Mes vacances au Maroc furent catastrophiques.
Point d'inquiétude, je ne parle pas ici du point de vue strictement vacancier, touristique, dépaysant, chaleureux ou délassant de cette semaine d'escapade.
Non, à ce niveau là, c'était top.
Je parle du point de vue culinaire.
Et encore.
Non, le bon mot c'est "calorique".
Tout le problème de se retrouver au Maroc en plein Ramadan quand vous êtes une bonne petite occidentale parfaitement impie, c'est que vous, vous mangez normalement.
Et encore.
Jusque là ça pourrait aller.
Le vrai problème c'est de partager un bout de sa vie avec des vrais marocains.
Qui eux, évidemment, le font, le Ramadan.
Et qui, bien que vous ayez pris un petit déjeuner très consistant à base de Melouis divins imprégnés de miel, puis un déjeuner comportant généralement Pastilla ou Tajine et que vous vous apprétiez, aux alentours de 21h, à déguster un couscous maison préparé par la gentille cuisinière du riad que vous louez avec vos amis; bien que tout ça donc, ces marocains n'imagineraient pas de ne pas vous proposer de rompre le jeune avec eux aux alentours de 18h30. Et vous, forcément, vous n'imagineriez pas leur dire non.
C'est comme ça que vous vous retrouvez à faire 4 repas par jour, dont l'un est constitué de Harira bien épaisse et de pâtisseries tellement monstrueusement caloriques que mon petit livret WW en a fait une crise de combustion spontanée.
C'est comme ça que je suis rentrée du Maroc en ayant repris une part assez substantielle des kilos que je viens de mettre des mois d'effort et de sueur à perdre.
Bon, au moins, je me suis régalée, ça, y a pas de doute.
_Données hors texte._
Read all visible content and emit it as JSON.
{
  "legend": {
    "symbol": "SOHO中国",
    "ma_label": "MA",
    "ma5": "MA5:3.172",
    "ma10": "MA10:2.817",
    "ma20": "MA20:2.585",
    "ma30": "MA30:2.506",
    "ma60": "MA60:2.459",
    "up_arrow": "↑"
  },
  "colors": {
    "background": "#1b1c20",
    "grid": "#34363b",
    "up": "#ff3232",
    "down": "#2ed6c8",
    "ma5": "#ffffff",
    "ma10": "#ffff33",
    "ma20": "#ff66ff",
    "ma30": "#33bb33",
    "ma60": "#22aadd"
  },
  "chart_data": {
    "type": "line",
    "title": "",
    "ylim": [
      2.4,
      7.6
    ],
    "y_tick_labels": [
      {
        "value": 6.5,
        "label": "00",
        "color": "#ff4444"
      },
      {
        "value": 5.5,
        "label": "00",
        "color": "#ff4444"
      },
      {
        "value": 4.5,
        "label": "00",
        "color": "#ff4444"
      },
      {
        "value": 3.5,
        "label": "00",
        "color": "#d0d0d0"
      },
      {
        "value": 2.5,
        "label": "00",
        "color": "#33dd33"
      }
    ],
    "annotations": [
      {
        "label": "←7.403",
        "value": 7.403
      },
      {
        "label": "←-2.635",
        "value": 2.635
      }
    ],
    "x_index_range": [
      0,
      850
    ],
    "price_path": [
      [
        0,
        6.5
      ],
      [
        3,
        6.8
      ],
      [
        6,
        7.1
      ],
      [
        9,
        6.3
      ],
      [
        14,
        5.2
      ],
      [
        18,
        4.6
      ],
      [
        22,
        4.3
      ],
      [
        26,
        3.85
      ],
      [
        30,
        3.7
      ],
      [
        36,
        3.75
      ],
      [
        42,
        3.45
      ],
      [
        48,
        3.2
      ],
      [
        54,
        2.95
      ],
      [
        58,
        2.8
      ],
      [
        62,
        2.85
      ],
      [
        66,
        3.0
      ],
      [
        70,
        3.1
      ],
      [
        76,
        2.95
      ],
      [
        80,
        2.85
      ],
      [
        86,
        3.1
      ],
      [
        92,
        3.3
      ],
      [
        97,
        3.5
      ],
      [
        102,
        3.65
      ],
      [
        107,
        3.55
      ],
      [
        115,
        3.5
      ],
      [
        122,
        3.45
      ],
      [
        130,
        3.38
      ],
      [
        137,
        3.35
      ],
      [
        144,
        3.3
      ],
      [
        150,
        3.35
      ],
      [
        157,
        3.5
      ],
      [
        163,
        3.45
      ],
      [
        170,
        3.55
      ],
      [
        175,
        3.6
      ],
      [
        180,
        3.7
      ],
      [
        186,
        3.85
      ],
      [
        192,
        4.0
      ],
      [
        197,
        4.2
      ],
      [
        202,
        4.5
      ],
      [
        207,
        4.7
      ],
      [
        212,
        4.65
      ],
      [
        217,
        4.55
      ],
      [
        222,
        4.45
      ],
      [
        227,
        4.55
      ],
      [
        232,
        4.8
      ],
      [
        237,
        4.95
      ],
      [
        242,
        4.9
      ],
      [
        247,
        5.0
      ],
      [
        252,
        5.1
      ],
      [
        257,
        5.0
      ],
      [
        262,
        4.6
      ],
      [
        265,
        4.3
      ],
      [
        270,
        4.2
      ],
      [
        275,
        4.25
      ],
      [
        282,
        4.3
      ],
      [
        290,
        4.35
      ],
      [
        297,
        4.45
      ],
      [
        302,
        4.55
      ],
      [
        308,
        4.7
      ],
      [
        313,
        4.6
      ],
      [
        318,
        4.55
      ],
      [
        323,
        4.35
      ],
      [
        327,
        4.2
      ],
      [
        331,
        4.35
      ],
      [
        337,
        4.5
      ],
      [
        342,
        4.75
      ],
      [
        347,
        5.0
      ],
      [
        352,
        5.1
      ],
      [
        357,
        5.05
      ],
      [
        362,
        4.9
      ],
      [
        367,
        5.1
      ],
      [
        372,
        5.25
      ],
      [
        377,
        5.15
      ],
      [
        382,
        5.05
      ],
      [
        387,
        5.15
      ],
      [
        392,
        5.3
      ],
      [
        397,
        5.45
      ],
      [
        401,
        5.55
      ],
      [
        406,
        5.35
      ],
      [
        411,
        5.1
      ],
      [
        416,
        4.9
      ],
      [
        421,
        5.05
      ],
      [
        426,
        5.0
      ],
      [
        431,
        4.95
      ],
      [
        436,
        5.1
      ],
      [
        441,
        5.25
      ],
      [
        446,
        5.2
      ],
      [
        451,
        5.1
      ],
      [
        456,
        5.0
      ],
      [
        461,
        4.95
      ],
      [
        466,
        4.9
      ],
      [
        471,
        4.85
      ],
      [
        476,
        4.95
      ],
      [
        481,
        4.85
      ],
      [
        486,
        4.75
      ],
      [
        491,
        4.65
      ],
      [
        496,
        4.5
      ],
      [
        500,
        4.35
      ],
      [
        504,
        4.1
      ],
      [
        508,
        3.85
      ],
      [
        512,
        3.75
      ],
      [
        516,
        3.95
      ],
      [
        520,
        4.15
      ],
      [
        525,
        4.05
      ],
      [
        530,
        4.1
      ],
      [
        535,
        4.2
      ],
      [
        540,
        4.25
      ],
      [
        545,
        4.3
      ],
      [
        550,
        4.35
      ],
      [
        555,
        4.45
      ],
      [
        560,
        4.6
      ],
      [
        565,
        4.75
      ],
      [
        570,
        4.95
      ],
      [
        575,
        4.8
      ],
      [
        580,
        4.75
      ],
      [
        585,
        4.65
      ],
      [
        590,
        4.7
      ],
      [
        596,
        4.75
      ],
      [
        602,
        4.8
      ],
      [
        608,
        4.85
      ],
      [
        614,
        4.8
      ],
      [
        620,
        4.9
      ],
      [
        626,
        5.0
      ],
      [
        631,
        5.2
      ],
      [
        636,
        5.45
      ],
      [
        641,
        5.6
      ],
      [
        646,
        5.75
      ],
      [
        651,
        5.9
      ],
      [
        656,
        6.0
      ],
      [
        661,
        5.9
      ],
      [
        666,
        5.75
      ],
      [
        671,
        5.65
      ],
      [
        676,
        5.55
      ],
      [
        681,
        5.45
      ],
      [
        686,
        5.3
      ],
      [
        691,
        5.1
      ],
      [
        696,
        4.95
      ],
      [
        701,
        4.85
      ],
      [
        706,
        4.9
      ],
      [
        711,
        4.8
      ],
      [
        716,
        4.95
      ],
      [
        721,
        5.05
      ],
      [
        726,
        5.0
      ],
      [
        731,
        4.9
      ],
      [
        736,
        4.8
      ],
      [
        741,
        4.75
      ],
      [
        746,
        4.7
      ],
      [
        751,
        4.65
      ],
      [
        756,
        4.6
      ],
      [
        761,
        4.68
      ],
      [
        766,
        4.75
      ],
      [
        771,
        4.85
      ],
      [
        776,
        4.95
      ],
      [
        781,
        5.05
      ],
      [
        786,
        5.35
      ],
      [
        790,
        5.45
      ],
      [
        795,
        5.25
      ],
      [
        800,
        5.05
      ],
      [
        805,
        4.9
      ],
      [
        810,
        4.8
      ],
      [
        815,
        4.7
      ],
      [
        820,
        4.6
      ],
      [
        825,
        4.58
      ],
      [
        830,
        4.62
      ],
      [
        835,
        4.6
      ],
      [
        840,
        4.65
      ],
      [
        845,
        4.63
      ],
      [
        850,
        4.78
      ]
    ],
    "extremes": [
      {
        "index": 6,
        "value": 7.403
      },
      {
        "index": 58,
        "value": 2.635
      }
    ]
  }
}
Mais je vous avoue qu'au retour, après ce grand lachage intensif, ça a été un peu dur de retrouver le goût de la cuisine légère.
Bon ok, devoir arrêter de respirer pour enfiler tous les pantalons taille 36 que j'ai acheté ces derniers temps a été d'une assez grande aide à l'auto-motivation.
Mais pour rompre la morosité du régime, le plus important, encore une fois, c'est de se surprendre.
De faire jouer son imagination.
De s'amuser en cuisine.

Voici donc ma dernière invention.

Escalopines d'Espadon en étagères de Fenouil et Riz Vénéré



Pour 2 pénitents essayant de reprendre goût au manger léger (5 points WW par personne):

- 2 pavés d'Espadon
- 1 beau bulbe de Fenouil
- 2 blancs de poireau
- 2 petits oignons sauciers ou 1 gros oignon jaune
- 60g de riz Vénéré
- 1cc de beurre à 41%
- 1CS d'huile d'olive
- 1cc de jus de citron
- 2 CC de thym séché
- sel, poivre

Préparer l'espadon :
Escaloper les pavés en les coupant en deux dans l'épaisseur.
Pour faciliter le boulot, je les mets un peu au congélateur, pour qu'ils soient plus faciles à découper.
Dans un petit bol, mélanger l'huile d'olive, le jus de citron et le thym. Poivrer à votre convenance.
A l'aide d'un pinceau, badigeonner légèrement les tranches d'espadon de ce mélange.
Réserver au frais jusqu'à la cuisson.

Emincer les oignons.
Laver et peler le fenouil, le hacher finement.
Faire de même avec les blancs de poireau.
Dans une casserole, faire fondre l'oignon émincé dans le beurre, sans laisser colorer.
Ajouter le fenouil et le poireau, bien mélanger. Saler, poivrer.
Couvrir et laisser mijoter à feu moyen en remuant de temps en temps, pendant 1/4 d'heure à 20 minutes.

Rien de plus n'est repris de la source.